I came to Amherst to talk about a single motorcycle ride, but the conversation often veered into World War II, where Penton crossed the Atlantic three times with the Merchant Marines and risked the wrath of German U-boats; he watched ships go down, rescued former schoolmate Mack Mackenzie from the Mediterranean Sea, and sailed to Okinawa and Korea in the Navy, where he waited for the defeated Japanese to leave Seoul. We got into a discussion about what he believes to be the most revolutionary product in off-road motorcycling history: the O-ring chain. Never mind the fact that it was Penton who introduced the small-displacement off-road motorcycle to the U.S. in the form of a 125cc, 15.5-horsepower, 185-pound two-stroke called the Penton. No, he’s more fascinated by how riders like Kailub Russell and Taylor Robert can race for a week in the ISDE and not swap a chain. “They don’t even have to think about it!” he exclaims. The chain conversation then causes him to bring up a product he feels stupid about not having invented himself: hand guards. “Look at these hands!” he says, holding up his wrinkly and bumpy 90-year-old paws. The knobby knuckles and deep purple lines tell stories of the many trees that were unfortunate enough to be in the path of one of his motorcycles. 

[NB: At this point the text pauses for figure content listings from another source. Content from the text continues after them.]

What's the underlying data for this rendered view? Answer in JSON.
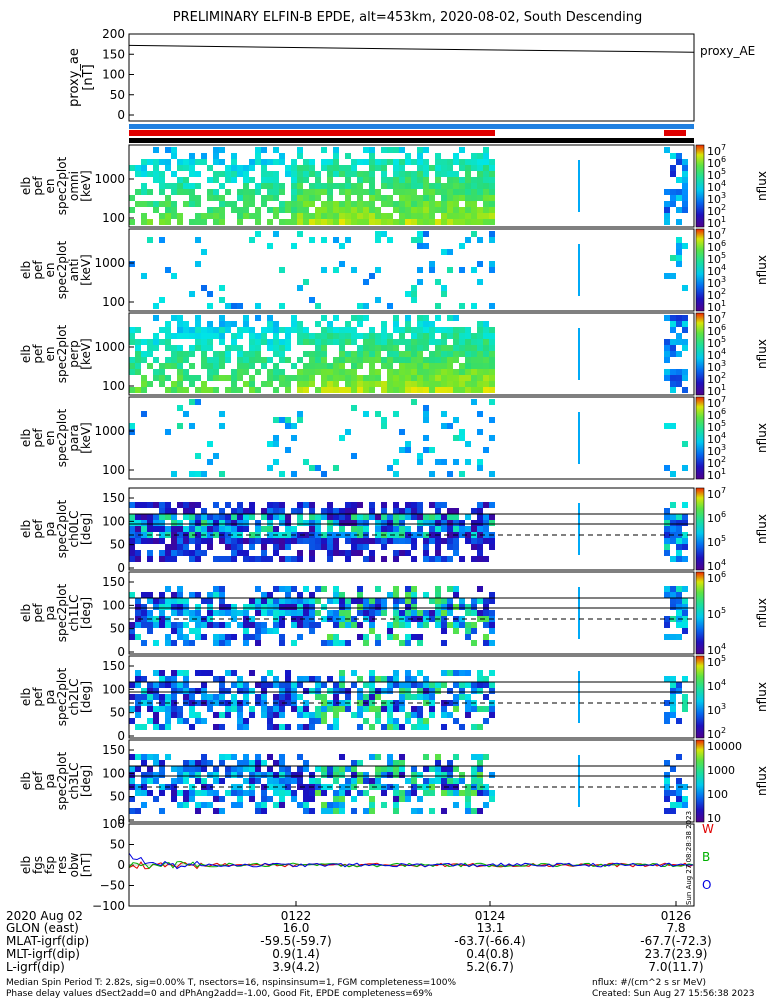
{
  "title": "PRELIMINARY ELFIN-B EPDE, alt=453km, 2020-08-02, South Descending",
  "proxy_ae": {
    "ylabel": [
      "proxy_ae",
      "[nT]"
    ],
    "yticks": [
      "200",
      "150",
      "100",
      "50",
      "0"
    ],
    "legend": "proxy_AE",
    "series": [
      [
        0,
        172
      ],
      [
        0.5,
        163
      ],
      [
        1,
        155
      ]
    ]
  },
  "panels": [
    {
      "ylabel": [
        "elb",
        "pef",
        "en",
        "spec2plot",
        "omni",
        "[keV]"
      ],
      "yticks": [
        "1000",
        "100"
      ],
      "kind": "energy",
      "density": 0.85,
      "cbar": {
        "ticks": [
          "10",
          "10",
          "10",
          "10",
          "10",
          "10",
          "10"
        ],
        "exps": [
          "7",
          "6",
          "5",
          "4",
          "3",
          "2",
          "1"
        ],
        "label": "nflux"
      }
    },
    {
      "ylabel": [
        "elb",
        "pef",
        "en",
        "spec2plot",
        "anti",
        "[keV]"
      ],
      "yticks": [
        "1000",
        "100"
      ],
      "kind": "energy",
      "density": 0.12,
      "cbar": {
        "ticks": [
          "10",
          "10",
          "10",
          "10",
          "10",
          "10",
          "10"
        ],
        "exps": [
          "7",
          "6",
          "5",
          "4",
          "3",
          "2",
          "1"
        ],
        "label": "nflux"
      }
    },
    {
      "ylabel": [
        "elb",
        "pef",
        "en",
        "spec2plot",
        "perp",
        "[keV]"
      ],
      "yticks": [
        "1000",
        "100"
      ],
      "kind": "energy",
      "density": 0.85,
      "cbar": {
        "ticks": [
          "10",
          "10",
          "10",
          "10",
          "10",
          "10",
          "10"
        ],
        "exps": [
          "7",
          "6",
          "5",
          "4",
          "3",
          "2",
          "1"
        ],
        "label": "nflux"
      }
    },
    {
      "ylabel": [
        "elb",
        "pef",
        "en",
        "spec2plot",
        "para",
        "[keV]"
      ],
      "yticks": [
        "1000",
        "100"
      ],
      "kind": "energy",
      "density": 0.12,
      "cbar": {
        "ticks": [
          "10",
          "10",
          "10",
          "10",
          "10",
          "10",
          "10"
        ],
        "exps": [
          "7",
          "6",
          "5",
          "4",
          "3",
          "2",
          "1"
        ],
        "label": "nflux"
      }
    },
    {
      "ylabel": [
        "elb",
        "pef",
        "pa",
        "spec2plot",
        "ch0LC",
        "[deg]"
      ],
      "yticks": [
        "150",
        "100",
        "50",
        "0"
      ],
      "kind": "pitch",
      "density": 0.9,
      "cbar": {
        "ticks": [
          "10",
          "10",
          "10",
          "10"
        ],
        "exps": [
          "7",
          "6",
          "5",
          "4"
        ],
        "label": "nflux"
      }
    },
    {
      "ylabel": [
        "elb",
        "pef",
        "pa",
        "spec2plot",
        "ch1LC",
        "[deg]"
      ],
      "yticks": [
        "150",
        "100",
        "50",
        "0"
      ],
      "kind": "pitch",
      "density": 0.7,
      "cbar": {
        "ticks": [
          "10",
          "10",
          "10"
        ],
        "exps": [
          "6",
          "5",
          "4"
        ],
        "label": "nflux"
      }
    },
    {
      "ylabel": [
        "elb",
        "pef",
        "pa",
        "spec2plot",
        "ch2LC",
        "[deg]"
      ],
      "yticks": [
        "150",
        "100",
        "50",
        "0"
      ],
      "kind": "pitch",
      "density": 0.75,
      "cbar": {
        "ticks": [
          "10",
          "10",
          "10",
          "10"
        ],
        "exps": [
          "5",
          "4",
          "3",
          "2"
        ],
        "label": "nflux"
      }
    },
    {
      "ylabel": [
        "elb",
        "pef",
        "pa",
        "spec2plot",
        "ch3LC",
        "[deg]"
      ],
      "yticks": [
        "150",
        "100",
        "50",
        "0"
      ],
      "kind": "pitch",
      "density": 0.7,
      "cbar": {
        "ticks": [
          "10000",
          "1000",
          "100",
          "10"
        ],
        "exps": [
          "",
          "",
          "",
          ""
        ],
        "label": "nflux"
      }
    }
  ],
  "fgm": {
    "ylabel": [
      "elb",
      "fgs",
      "fsp",
      "res",
      "obw",
      "[nT]"
    ],
    "yticks": [
      "100",
      "50",
      "0",
      "−50",
      "−100"
    ],
    "components": [
      {
        "label": "W",
        "color": "#e00000"
      },
      {
        "label": "B",
        "color": "#00b000"
      },
      {
        "label": "O",
        "color": "#0000e0"
      }
    ],
    "vertical_note": "Sun Aug 27 08:28:38 2023"
  },
  "xaxis": {
    "ticks": [
      "0122",
      "0124",
      "0126"
    ],
    "rows": [
      {
        "label": "2020 Aug 02",
        "values": [
          "0122",
          "0124",
          "0126"
        ]
      },
      {
        "label": "GLON (east)",
        "values": [
          "16.0",
          "13.1",
          "7.8"
        ]
      },
      {
        "label": "MLAT-igrf(dip)",
        "values": [
          "-59.5(-59.7)",
          "-63.7(-66.4)",
          "-67.7(-72.3)"
        ]
      },
      {
        "label": "MLT-igrf(dip)",
        "values": [
          "0.9(1.4)",
          "0.4(0.8)",
          "23.7(23.9)"
        ]
      },
      {
        "label": "L-igrf(dip)",
        "values": [
          "3.9(4.2)",
          "5.2(6.7)",
          "7.0(11.7)"
        ]
      }
    ]
  },
  "footer": {
    "line1_left": "Median Spin Period T: 2.82s, sig=0.00% T, nsectors=16, nspinsinsum=1, FGM completeness=100%",
    "line2_left": "Phase delay values dSect2add=0 and dPhAng2add=-1.00, Good Fit, EPDE completeness=69%",
    "line1_right": "nflux: #/(cm^2 s sr MeV)",
    "line2_right": "Created: Sun Aug 27 15:56:38 2023"
  },
  "colors": {
    "red_bar": "#e00000",
    "blue_bar": "#1e7fe0",
    "black_bar": "#000000"
  }
}
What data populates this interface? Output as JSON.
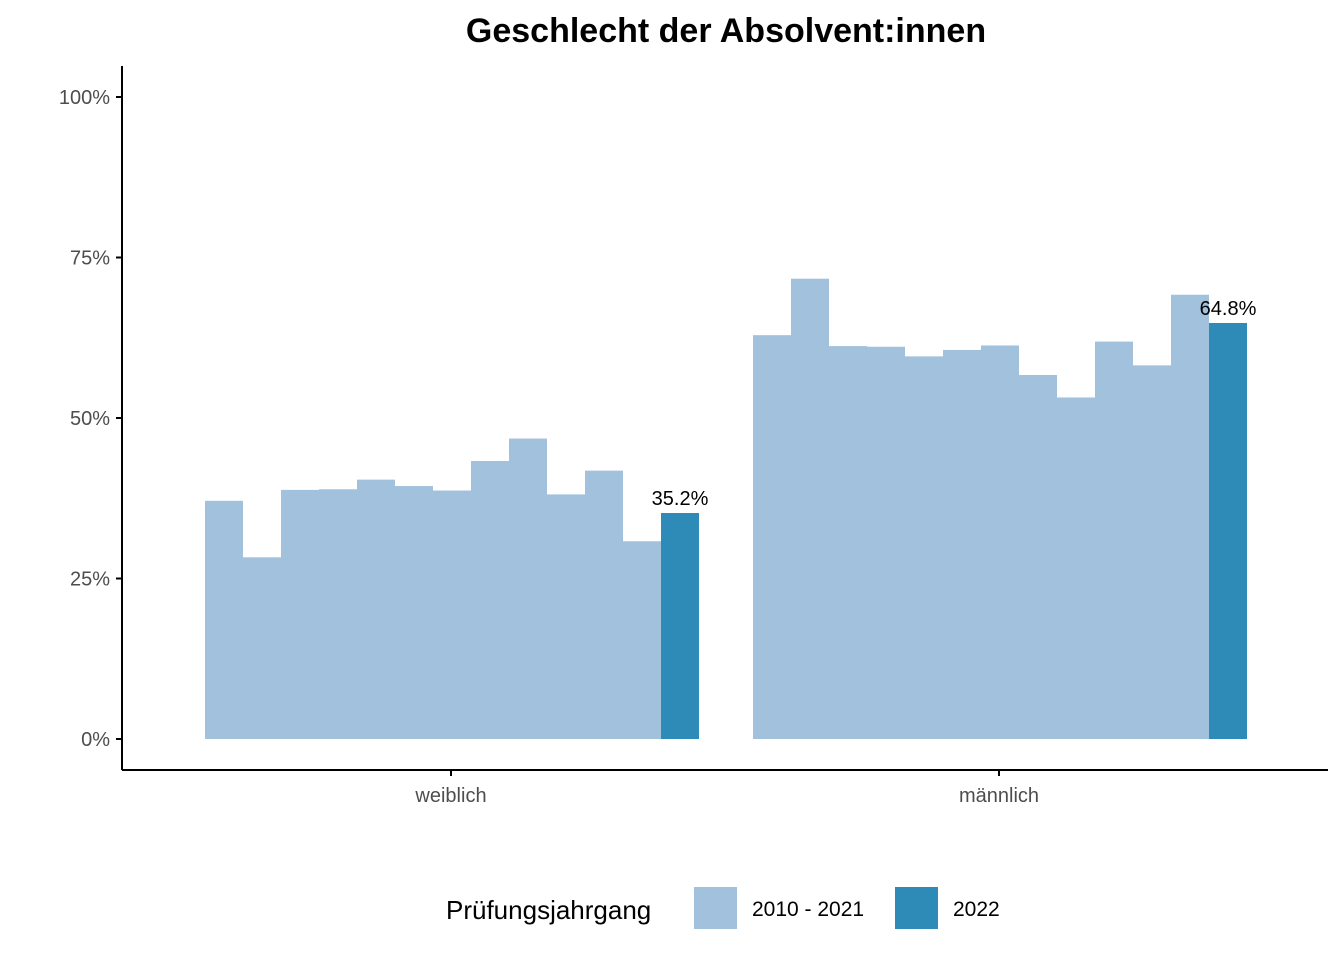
{
  "chart_data": {
    "type": "bar",
    "title": "Geschlecht der Absolvent:innen",
    "xlabel": "",
    "ylabel": "",
    "ylim": [
      0,
      1.05
    ],
    "y_ticks": [
      {
        "value": 0,
        "label": "0%"
      },
      {
        "value": 0.25,
        "label": "25%"
      },
      {
        "value": 0.5,
        "label": "50%"
      },
      {
        "value": 0.75,
        "label": "75%"
      },
      {
        "value": 1.0,
        "label": "100%"
      }
    ],
    "categories": [
      "weiblich",
      "männlich"
    ],
    "legend": {
      "title": "Prüfungsjahrgang",
      "position": "bottom",
      "items": [
        {
          "label": "2010 - 2021",
          "color": "#a1c1dc"
        },
        {
          "label": "2022",
          "color": "#2e8bb7"
        }
      ]
    },
    "groups": [
      {
        "category": "weiblich",
        "historical_values": [
          0.371,
          0.283,
          0.388,
          0.389,
          0.404,
          0.394,
          0.387,
          0.433,
          0.468,
          0.381,
          0.418,
          0.308
        ],
        "current_value": 0.352,
        "current_label": "35.2%"
      },
      {
        "category": "männlich",
        "historical_values": [
          0.629,
          0.717,
          0.612,
          0.611,
          0.596,
          0.606,
          0.613,
          0.567,
          0.532,
          0.619,
          0.582,
          0.692
        ],
        "current_value": 0.648,
        "current_label": "64.8%"
      }
    ],
    "colors": {
      "historical": "#a1c1dc",
      "current": "#2e8bb7",
      "axis": "#000000",
      "tick_text": "#4d4d4d"
    }
  }
}
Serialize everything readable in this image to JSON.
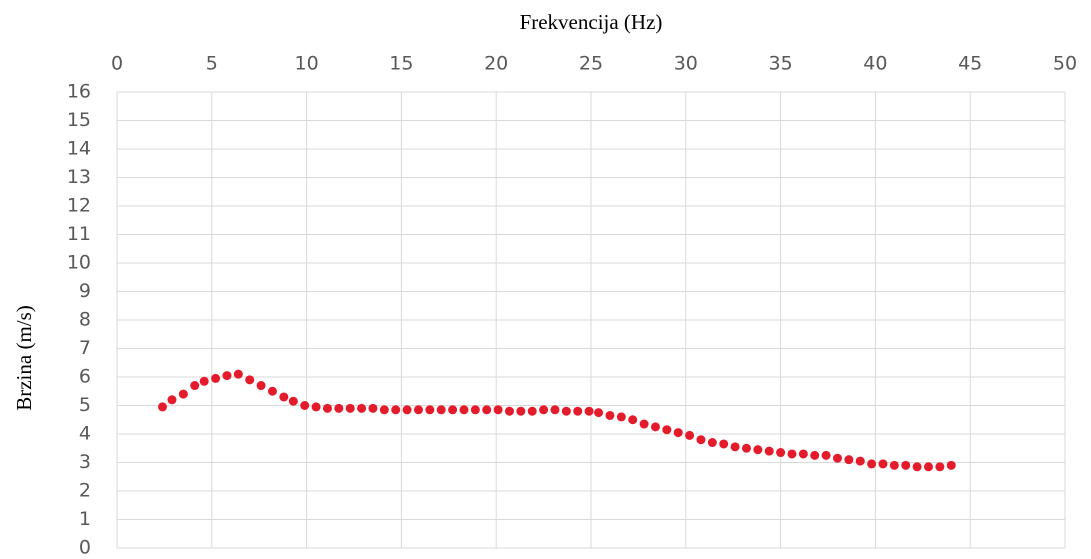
{
  "chart_data": {
    "type": "scatter",
    "x_label": "Frekvencija (Hz)",
    "y_label": "Brzina (m/s)",
    "x_axis_position": "top",
    "grid": true,
    "color": "#e31b2a",
    "xlim": [
      0,
      50
    ],
    "xticks": [
      0,
      5,
      10,
      15,
      20,
      25,
      30,
      35,
      40,
      45,
      50
    ],
    "ylim": [
      0,
      16
    ],
    "yticks": [
      0,
      1,
      2,
      3,
      4,
      5,
      6,
      7,
      8,
      9,
      10,
      11,
      12,
      13,
      14,
      15,
      16
    ],
    "x": [
      2.4,
      2.9,
      3.5,
      4.1,
      4.6,
      5.2,
      5.8,
      6.4,
      7.0,
      7.6,
      8.2,
      8.8,
      9.3,
      9.9,
      10.5,
      11.1,
      11.7,
      12.3,
      12.9,
      13.5,
      14.1,
      14.7,
      15.3,
      15.9,
      16.5,
      17.1,
      17.7,
      18.3,
      18.9,
      19.5,
      20.1,
      20.7,
      21.3,
      21.9,
      22.5,
      23.1,
      23.7,
      24.3,
      24.9,
      25.4,
      26.0,
      26.6,
      27.2,
      27.8,
      28.4,
      29.0,
      29.6,
      30.2,
      30.8,
      31.4,
      32.0,
      32.6,
      33.2,
      33.8,
      34.4,
      35.0,
      35.6,
      36.2,
      36.8,
      37.4,
      38.0,
      38.6,
      39.2,
      39.8,
      40.4,
      41.0,
      41.6,
      42.2,
      42.8,
      43.4,
      44.0
    ],
    "values": [
      4.95,
      5.2,
      5.4,
      5.7,
      5.85,
      5.95,
      6.05,
      6.1,
      5.9,
      5.7,
      5.5,
      5.3,
      5.15,
      5.0,
      4.95,
      4.9,
      4.9,
      4.9,
      4.9,
      4.9,
      4.85,
      4.85,
      4.85,
      4.85,
      4.85,
      4.85,
      4.85,
      4.85,
      4.85,
      4.85,
      4.85,
      4.8,
      4.8,
      4.8,
      4.85,
      4.85,
      4.8,
      4.8,
      4.8,
      4.75,
      4.65,
      4.6,
      4.5,
      4.35,
      4.25,
      4.15,
      4.05,
      3.95,
      3.8,
      3.7,
      3.65,
      3.55,
      3.5,
      3.45,
      3.4,
      3.35,
      3.3,
      3.3,
      3.25,
      3.25,
      3.15,
      3.1,
      3.05,
      2.95,
      2.95,
      2.9,
      2.9,
      2.85,
      2.85,
      2.85,
      2.9
    ]
  }
}
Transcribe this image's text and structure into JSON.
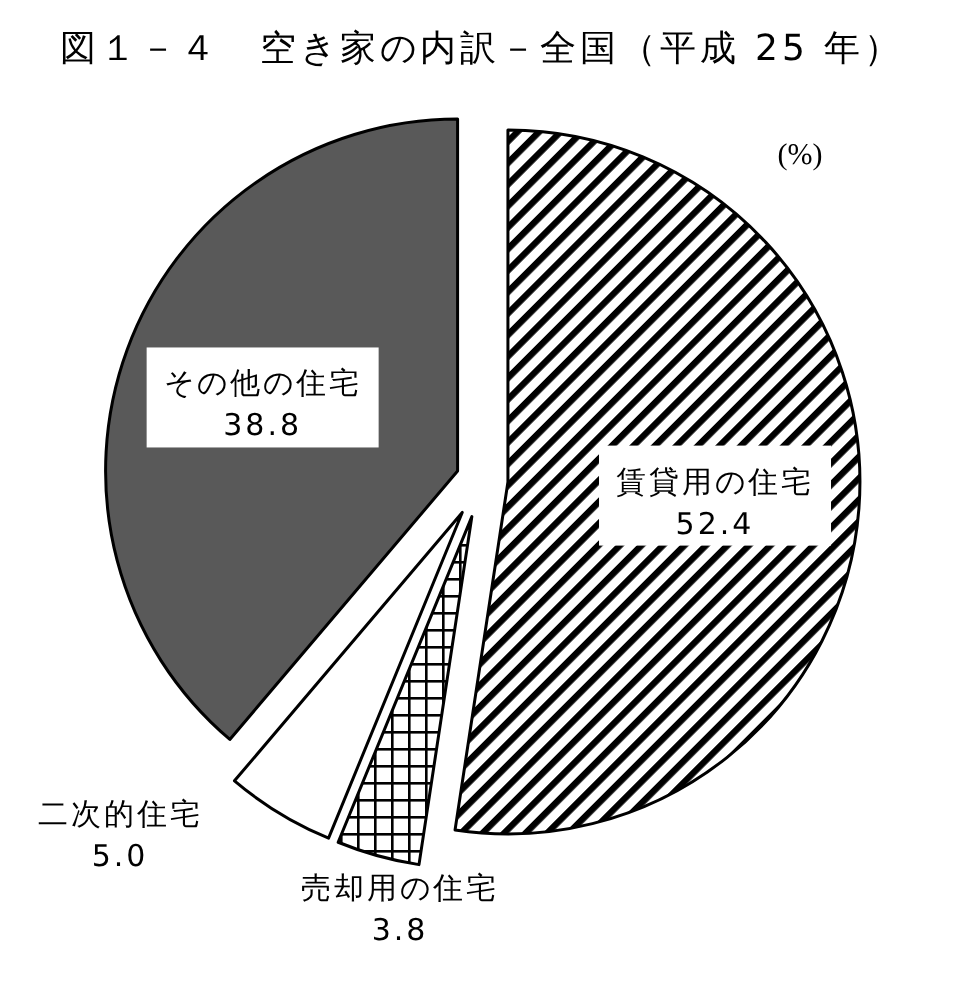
{
  "chart_data": {
    "type": "pie",
    "title": "図１－４　空き家の内訳－全国（平成 25 年）",
    "categories": [
      "賃貸用の住宅",
      "売却用の住宅",
      "二次的住宅",
      "その他の住宅"
    ],
    "values": [
      52.4,
      3.8,
      5.0,
      38.8
    ],
    "colors": [
      "#000000",
      "#000000",
      "#ffffff",
      "#595959"
    ],
    "value_labels": [
      "52.4",
      "3.8",
      "5.0",
      "38.8"
    ],
    "annotations": [
      "(%)"
    ]
  }
}
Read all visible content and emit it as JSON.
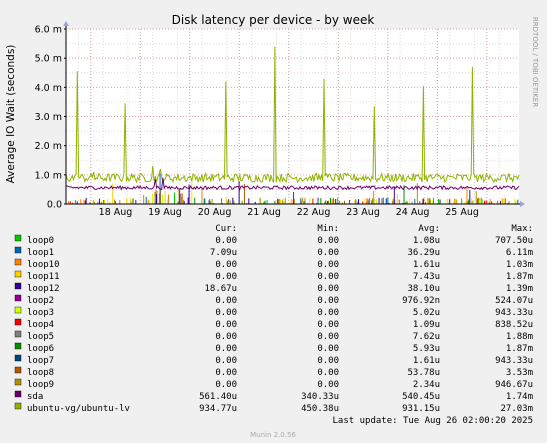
{
  "chart_data": {
    "type": "line",
    "title": "Disk latency per device - by week",
    "ylabel": "Average IO Wait (seconds)",
    "xlabel": "",
    "side_label": "RRDTOOL / TOBI OETIKER",
    "footer": "Munin 2.0.56",
    "ylim": [
      0,
      6.0
    ],
    "y_ticks": [
      {
        "value": 0,
        "label": "0.0"
      },
      {
        "value": 1,
        "label": "1.0 m"
      },
      {
        "value": 2,
        "label": "2.0 m"
      },
      {
        "value": 3,
        "label": "3.0 m"
      },
      {
        "value": 4,
        "label": "4.0 m"
      },
      {
        "value": 5,
        "label": "5.0 m"
      },
      {
        "value": 6,
        "label": "6.0 m"
      }
    ],
    "x_range": [
      0,
      9.15
    ],
    "x_ticks": [
      {
        "value": 1,
        "label": "18 Aug"
      },
      {
        "value": 2,
        "label": "19 Aug"
      },
      {
        "value": 3,
        "label": "20 Aug"
      },
      {
        "value": 4,
        "label": "21 Aug"
      },
      {
        "value": 5,
        "label": "22 Aug"
      },
      {
        "value": 6,
        "label": "23 Aug"
      },
      {
        "value": 7,
        "label": "24 Aug"
      },
      {
        "value": 8,
        "label": "25 Aug"
      }
    ],
    "grid": true,
    "legend_header": {
      "cur": "Cur:",
      "min": "Min:",
      "avg": "Avg:",
      "max": "Max:"
    },
    "legend": [
      {
        "name": "loop0",
        "color": "#00cc00",
        "cur": "0.00",
        "min": "0.00",
        "avg": "1.08u",
        "max": "707.50u"
      },
      {
        "name": "loop1",
        "color": "#0066b3",
        "cur": "7.09u",
        "min": "0.00",
        "avg": "36.29u",
        "max": "6.11m"
      },
      {
        "name": "loop10",
        "color": "#ff8000",
        "cur": "0.00",
        "min": "0.00",
        "avg": "1.61u",
        "max": "1.03m"
      },
      {
        "name": "loop11",
        "color": "#ffcc00",
        "cur": "0.00",
        "min": "0.00",
        "avg": "7.43u",
        "max": "1.87m"
      },
      {
        "name": "loop12",
        "color": "#330099",
        "cur": "18.67u",
        "min": "0.00",
        "avg": "38.10u",
        "max": "1.39m"
      },
      {
        "name": "loop2",
        "color": "#990099",
        "cur": "0.00",
        "min": "0.00",
        "avg": "976.92n",
        "max": "524.07u"
      },
      {
        "name": "loop3",
        "color": "#ccff00",
        "cur": "0.00",
        "min": "0.00",
        "avg": "5.02u",
        "max": "943.33u"
      },
      {
        "name": "loop4",
        "color": "#ff0000",
        "cur": "0.00",
        "min": "0.00",
        "avg": "1.09u",
        "max": "838.52u"
      },
      {
        "name": "loop5",
        "color": "#808080",
        "cur": "0.00",
        "min": "0.00",
        "avg": "7.62u",
        "max": "1.88m"
      },
      {
        "name": "loop6",
        "color": "#008f00",
        "cur": "0.00",
        "min": "0.00",
        "avg": "5.93u",
        "max": "1.87m"
      },
      {
        "name": "loop7",
        "color": "#00487d",
        "cur": "0.00",
        "min": "0.00",
        "avg": "1.61u",
        "max": "943.33u"
      },
      {
        "name": "loop8",
        "color": "#b35a00",
        "cur": "0.00",
        "min": "0.00",
        "avg": "53.78u",
        "max": "3.53m"
      },
      {
        "name": "loop9",
        "color": "#b38f00",
        "cur": "0.00",
        "min": "0.00",
        "avg": "2.34u",
        "max": "946.67u"
      },
      {
        "name": "sda",
        "color": "#6b006b",
        "cur": "561.40u",
        "min": "340.33u",
        "avg": "540.45u",
        "max": "1.74m"
      },
      {
        "name": "ubuntu-vg/ubuntu-lv",
        "color": "#8fb300",
        "cur": "934.77u",
        "min": "450.38u",
        "avg": "931.15u",
        "max": "27.03m"
      }
    ],
    "last_update": "Last update: Tue Aug 26 02:00:20 2025",
    "series": [
      {
        "name": "ubuntu-vg/ubuntu-lv",
        "color": "#8fb300",
        "baseline": 0.9,
        "noise": 0.15,
        "spikes": [
          {
            "x": 0.22,
            "y": 4.55
          },
          {
            "x": 1.2,
            "y": 3.45
          },
          {
            "x": 2.25,
            "y": 3.15
          },
          {
            "x": 3.22,
            "y": 4.2
          },
          {
            "x": 4.22,
            "y": 5.4
          },
          {
            "x": 5.22,
            "y": 4.3
          },
          {
            "x": 6.22,
            "y": 3.35
          },
          {
            "x": 7.22,
            "y": 4.05
          },
          {
            "x": 8.22,
            "y": 4.7
          },
          {
            "x": 1.75,
            "y": 1.3
          },
          {
            "x": 1.9,
            "y": 1.2
          },
          {
            "x": 0.55,
            "y": 1.1
          },
          {
            "x": 5.55,
            "y": 1.05
          }
        ]
      },
      {
        "name": "sda",
        "color": "#6b006b",
        "baseline": 0.56,
        "noise": 0.06,
        "spikes": [
          {
            "x": 1.8,
            "y": 0.85
          },
          {
            "x": 1.95,
            "y": 0.9
          }
        ]
      }
    ]
  }
}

And then, after three hours of discussion that weaved in and out of the transcontinental ride, it’s obvious that the minor details have simply been lost to time. Penton has done so much that the record run to L.A. can be seen as a footnote, and it’s almost as if he’s being asked to recount the details of a long-passed routine trip to the grocery store. He leans forward to examine a piece of paper on the table. “I have a tax problem that I have to take care of today,” he says. And that’s it. The next challenge, while minor, waits at the Lorain County Courthouse, and John Penton rushes off to face it.